Prof. Olexiy Haran

Research Advisor of the Ilko Kucheriv Democratic Initiatives Foundation, Professor of Comparative Politics at the National University of Kyiv Mohyla Academy


Prof. Haran on Zelensky and Yermak

The Kyiv Independent
14 May; 20 May 2026

The charges against Yermak came as no surprise

When Zelensky came to power in 2019, 80% of Ukrainians trusted him, but the number dropped to 37% by February 2022. The level of trust skyrocketed to 80% when Russia's all-out war started.

Over the past year, trust in Zelensky has ranged between 53% and 65%, standing at 58% in April, according to the Kyiv International Institute of Sociology (KIIS).

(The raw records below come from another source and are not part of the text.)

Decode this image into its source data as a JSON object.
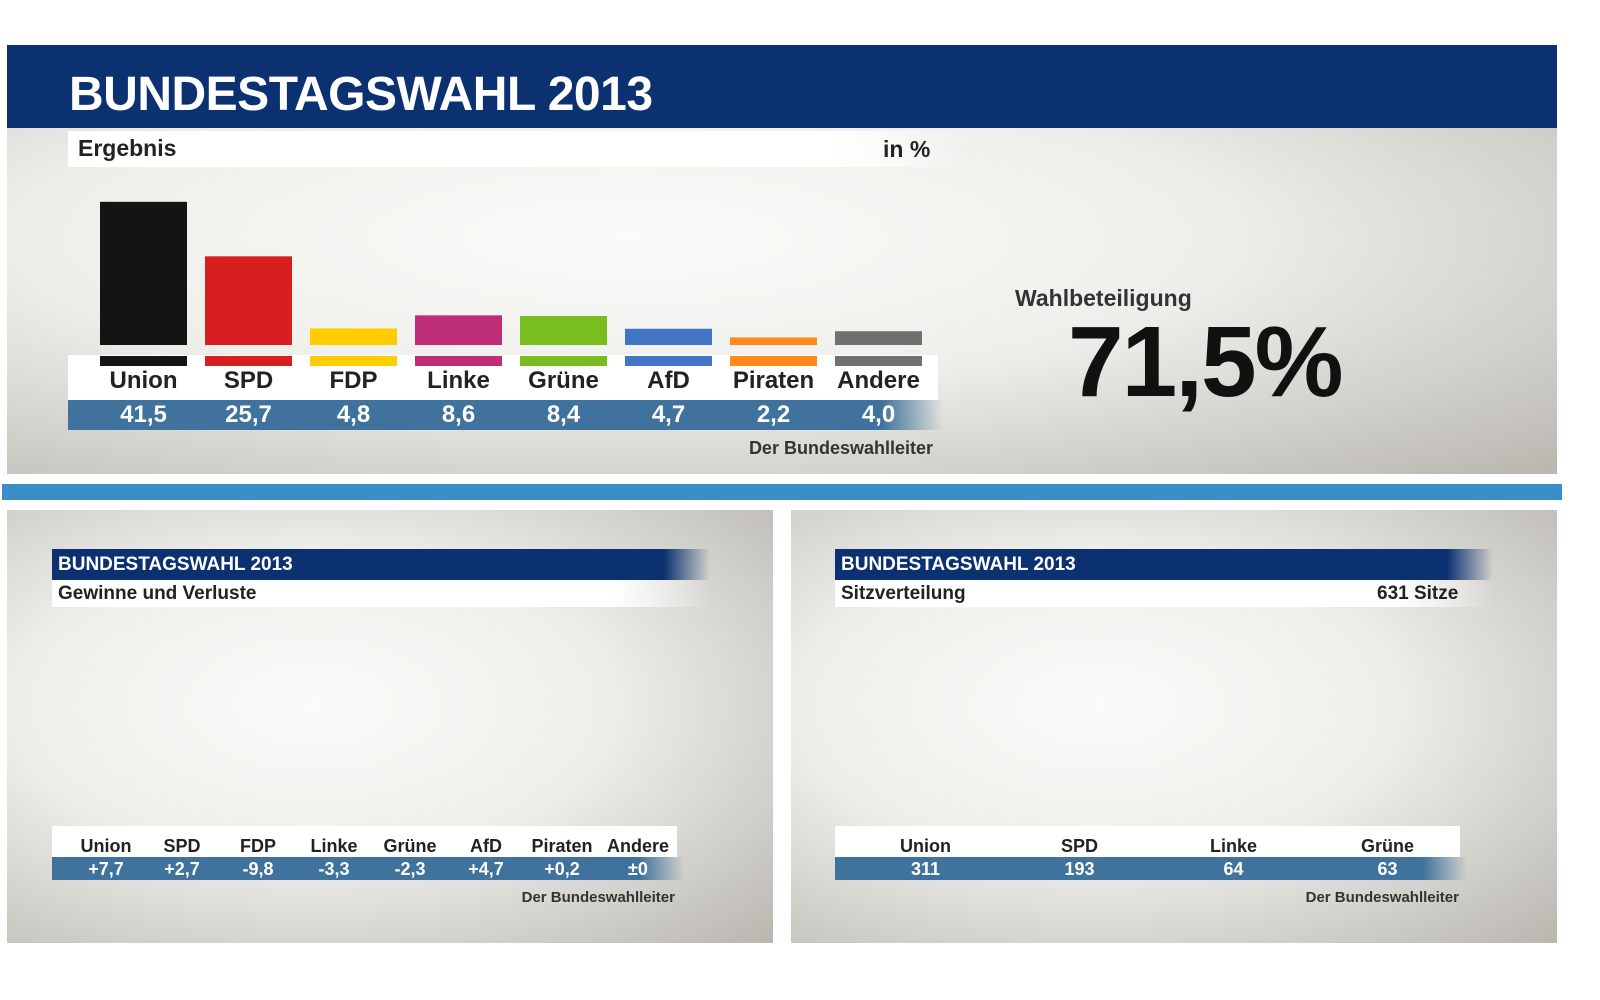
{
  "title": "BUNDESTAGSWAHL 2013",
  "source": "Der Bundeswahlleiter",
  "colors": {
    "Union": "#141414",
    "SPD": "#d81e1e",
    "FDP": "#ffcc00",
    "Linke": "#be2f78",
    "Grüne": "#78be1e",
    "AfD": "#4275c6",
    "Piraten": "#ff8a1a",
    "Andere": "#707070"
  },
  "turnout": {
    "label": "Wahlbeteiligung",
    "value": "71,5%"
  },
  "chart_data": [
    {
      "type": "bar",
      "title": "Ergebnis",
      "unit": "in %",
      "categories": [
        "Union",
        "SPD",
        "FDP",
        "Linke",
        "Grüne",
        "AfD",
        "Piraten",
        "Andere"
      ],
      "values": [
        41.5,
        25.7,
        4.8,
        8.6,
        8.4,
        4.7,
        2.2,
        4.0
      ],
      "labels": [
        "41,5",
        "25,7",
        "4,8",
        "8,6",
        "8,4",
        "4,7",
        "2,2",
        "4,0"
      ]
    },
    {
      "type": "bar",
      "title": "Gewinne und Verluste",
      "header": "BUNDESTAGSWAHL 2013",
      "categories": [
        "Union",
        "SPD",
        "FDP",
        "Linke",
        "Grüne",
        "AfD",
        "Piraten",
        "Andere"
      ],
      "values": [
        7.7,
        2.7,
        -9.8,
        -3.3,
        -2.3,
        4.7,
        0.2,
        0
      ],
      "labels": [
        "+7,7",
        "+2,7",
        "-9,8",
        "-3,3",
        "-2,3",
        "+4,7",
        "+0,2",
        "±0"
      ]
    },
    {
      "type": "pie",
      "subtype": "hemicycle",
      "title": "Sitzverteilung",
      "header": "BUNDESTAGSWAHL 2013",
      "total_label": "631 Sitze",
      "total": 631,
      "categories": [
        "Union",
        "SPD",
        "Linke",
        "Grüne"
      ],
      "values": [
        311,
        193,
        64,
        63
      ],
      "labels": [
        "311",
        "193",
        "64",
        "63"
      ]
    }
  ]
}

"I don't think Zelensky drew the necessary conclusions, and his sense of messianism has only intensified," says Oleksii Haran, politics professor at the Kyiv Mohyla Academy and research advisor at the Democratic Initiatives Foundation.

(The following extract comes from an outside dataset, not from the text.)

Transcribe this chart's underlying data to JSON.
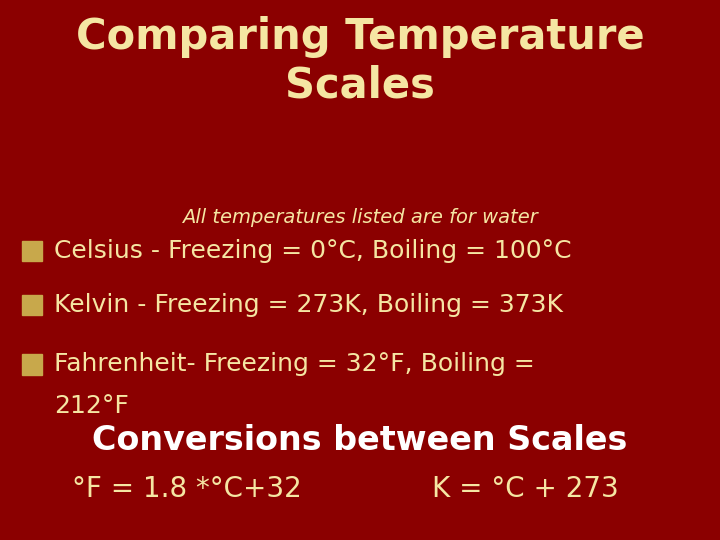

"He did not begin preparing the country for a prolonged war, he avoided making unpopular decisions, he started shifting responsibility for mobilization onto parliament, and this ultimately led to the enormous mistakes we are seeing now."

Olexiy Haran, politics professor at the Kyiv Mohyla Academy and research advisor at the Democratic Initiatives Foundation, says the charges against Yermak came as no surprise, as such a scenario had been widely discussed in recent months.

"The National Anti-Corruption Bureau and the Specialized Anti-Corruption Prosecutor's Office (SAPO) were doing their work and collecting evidence, so this development appears to be a natural outcome," Haran told the Kyiv Independent.

"What is striking is not the corruption itself — we at least suspected it existed at the top — but the cynicism."

Yermak's fall from grace began in July with the attack against the anti-corruption institutions investigating theft in high cabinets. The move sparked mass protests and was later reversed under pressure from the streets and calls from Brussels.